Ein großes Problem ist dies für Großbritannien, weil die Regierung um Theresa May das ganze Land aus Binnenmarkt und Zollunion herausführen will. Würden EU-Regeln in Nordirland weiter gelten und im übrigen Großbritannien nicht, wären unterschiedliche Standards innerhalb des Vereinigten Königreichs die Folge, also eine interne Grenze. Das lehnt die nordirische DUP strikt ab, die die britische Regierung derzeit im Parlament mit stützt.

Und dem widersprach auch Regierungschefin Theresa May gestern im britischen Parlament heftig: "Der veröffentlichte Entwurfstext würde, wenn umgesetzt, den Binnenmarkt Großbritanniens bedrohen, in dem er eine zollrechtliche und regulatorische Grenze in der Irischen See schaffen würde", sagte sie. Das sei inakzeptabel.

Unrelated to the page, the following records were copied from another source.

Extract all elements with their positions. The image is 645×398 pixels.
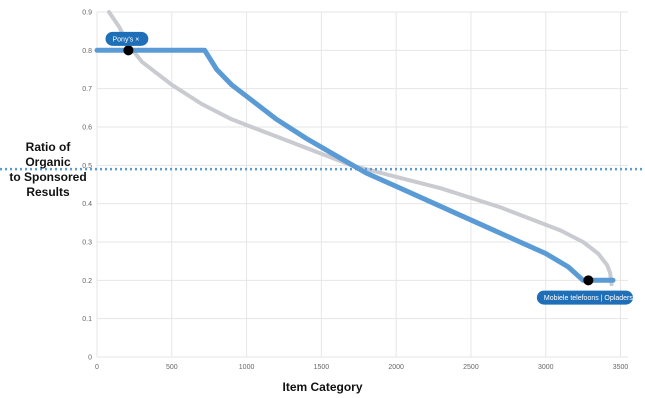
marker-point — [123, 45, 134, 56]
y-axis-label-line: Results — [26, 185, 70, 199]
x-tick-label: 3500 — [613, 364, 629, 371]
x-tick-label: 1000 — [239, 364, 255, 371]
annotation-tag — [536, 290, 633, 305]
y-tick-label: 0.9 — [82, 10, 92, 17]
markers — [123, 45, 594, 286]
series-line — [107, 10, 614, 287]
marker-point — [583, 275, 594, 286]
annotations: Pony's × Mobiele telefoons | Opladers en — [105, 31, 643, 305]
y-tick-label: 0.7 — [82, 86, 92, 93]
y-axis-label-line: to Sponsored — [9, 170, 87, 184]
y-tick-label: 0.3 — [82, 240, 92, 247]
x-tick-label: 2000 — [388, 364, 404, 371]
annotation-text: Pony's × — [113, 36, 140, 43]
y-tick-label: 0.6 — [82, 125, 92, 132]
x-axis-label: Item Category — [282, 380, 363, 394]
x-tick-label: 0 — [95, 364, 99, 371]
annotation-text: Mobiele telefoons | Opladers en — [544, 295, 643, 302]
y-tick-label: 0.5 — [82, 163, 92, 170]
series-line — [94, 47, 616, 283]
series-lines — [94, 10, 616, 287]
x-tick-label: 1500 — [314, 364, 330, 371]
y-tick-label: 0 — [88, 355, 92, 362]
y-tick-label: 0.1 — [82, 316, 92, 323]
y-axis-label: Ratio of Organic to Sponsored Results — [8, 140, 88, 200]
y-tick-label: 0.2 — [82, 278, 92, 285]
grid — [96, 11, 628, 358]
y-axis-label-line: Organic — [25, 155, 71, 169]
x-tick-label: 500 — [166, 364, 178, 371]
y-tick-label: 0.8 — [82, 48, 92, 55]
x-tick-label: 3000 — [538, 364, 554, 371]
x-axis-ticks: 0 500 1000 1500 2000 2500 3000 3500 — [95, 364, 628, 371]
y-axis-ticks: 0 0.1 0.2 0.3 0.4 0.5 0.6 0.7 0.8 0.9 — [82, 10, 92, 362]
y-tick-label: 0.4 — [82, 201, 92, 208]
x-tick-label: 2500 — [463, 364, 479, 371]
annotation-tag — [105, 31, 149, 46]
y-axis-label-line: Ratio of — [25, 140, 71, 154]
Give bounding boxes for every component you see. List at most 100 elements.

Die EU sei in der Pflicht, eine kreative Lösung vorzuschlagen, sagte Barnier. Sollte es eine andere Lösung geben, werde die Notfalloption mit der Übernahme von EU-Regeln in Nordirland einfach gestrichen. Alle Positionen im Entwurf seien in London längst bekannt. "Es gibt keine Überraschung für unsere britischen Partner", sagte Barnier.

Neben der EU-Umsetzung der Dezember-Vereinbarung enthält das rund 120-seitige Dokument auch Passagen, die noch nicht mit Großbritannien ausgehandelt sind. Dazu zählt die EU-Position über die anvisierte etwa zweijährige Übergangsphase nach dem Brexit, die den historischen Bruch für Wirtschaft und Bürger abfedern soll.

Brüssel will, dass in dieser Zeit alle EU-Regeln für Großbritannien weiter gelten und das Land auch Beiträge zahlt. London möchte aber nach Barniers Worten zumindest in einem Punkt abweichen: EU-Bürger, die nach dem Austrittsdatum 29. März 2019 nach Großbritannien ziehen, sollen weniger Rechte haben als jene, die schon vorher kamen. Die EU lehnt dies ab. "Das ist für uns ein großes Thema", sagte Michel Barnier. Die Streitpunkte müssten ausgeräumt werden. "Im Moment ist die Übergangsphase noch keine beschlossene Sache."

Die Europäische Union will Austritts- und Übergangsfragen möglichst bis Ende März klären und laut Barnier ab April über die künftigen Beziehungen verhandeln. Die britische Position will May am Freitag erläutern.